Pub Date: Oct. 10th, 2017
ISBN: 978-1-328-76756-1
Publisher: Houghton Mifflin Harcourt

A luminous novel about a daughter who attempts to make peace with her mother, who's been diagnosed with early-onset Alzheimer's disease; McGhee revisits characters from Shadow Baby (2000).

Clara Winter, a preteen in the earlier book, is now in her early 30s, making a meager living writing eulogies or wedding tributes for $100 a pop.
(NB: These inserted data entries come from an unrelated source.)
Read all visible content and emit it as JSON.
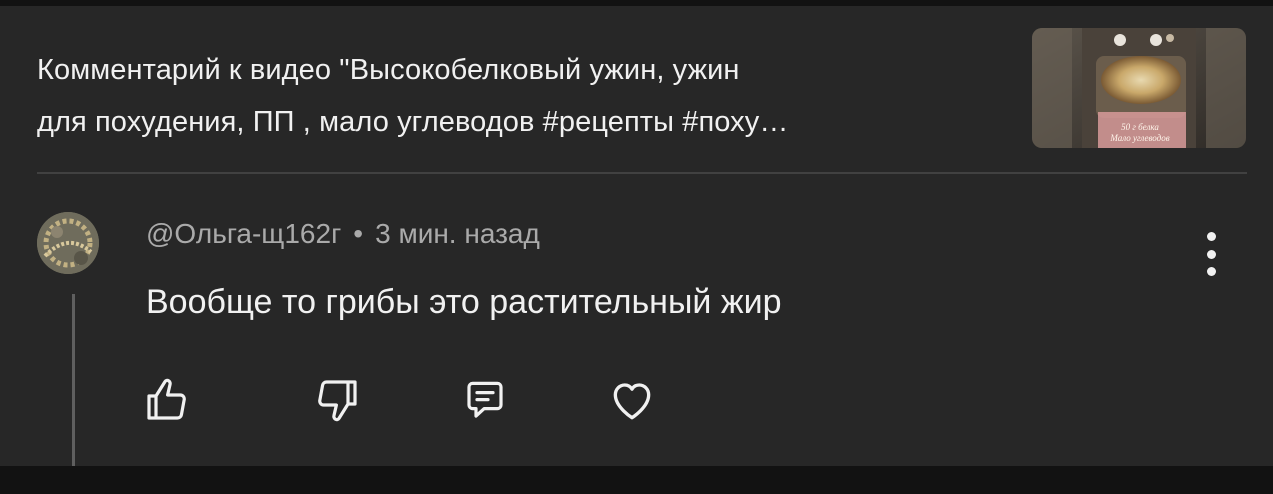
{
  "context": {
    "title_line1": "Комментарий к видео \"Высокобелковый ужин, ужин",
    "title_line2": "для похудения, ПП , мало углеводов #рецепты #поху…",
    "thumbnail": {
      "caption_line1": "50 г белка",
      "caption_line2": "Мало углеводов"
    }
  },
  "comment": {
    "author": "@Ольга-щ162г",
    "separator": "•",
    "time": "3 мин. назад",
    "text": "Вообще то грибы это растительный жир"
  },
  "actions": {
    "like_icon": "thumb-up-icon",
    "dislike_icon": "thumb-down-icon",
    "reply_icon": "reply-icon",
    "heart_icon": "heart-icon",
    "more_icon": "more-vertical-icon"
  },
  "colors": {
    "background": "#121212",
    "card": "#272727",
    "text_primary": "#f1f1f1",
    "text_secondary": "#aaaaaa",
    "divider": "#414141"
  }
}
When she learns that her mother has been diagnosed with dementia, she moves from Florida back to the Adirondacks, where she grew up. Her mother, meanwhile, has sold her house and all its possessions—with the exception of Clara’s childhood books—and moved into a nursing home. Clara wants to say goodbye to her mom, the “fearsome” Tamar, but she is also desperate to solve a mystery from her youth: why did her high school boyfriend break up with her after a conversation with her mother? Despite Clara’s age, the book sometimes has the ring of a young-adult novel: Clara’s budding romance with a sweet, hunky bartender seems uncomplicated by whatever life she has been living for the past decade, her only friendships are with college friends, and her obsession with high school secrets would make more sense for a younger character. McGhee nimbly structures the novel as a version of Tamar’s favorite television show, Jeopardy, and if the answers to Clara’s questions aren’t as compelling as the hunt to find them, the author’s gift for subtly poetic language and her believable dialogue make Clara’s journey worth following. McGhee has an almost musical ability to repeat the themes of her novel with enough variation to keep them fresh.

Fierce, complicated characters appear to grow out of the severe Adirondack landscape, and McGhee swerves away from sentimentality in addressing the relentlessly changing relationship at the novel’s core.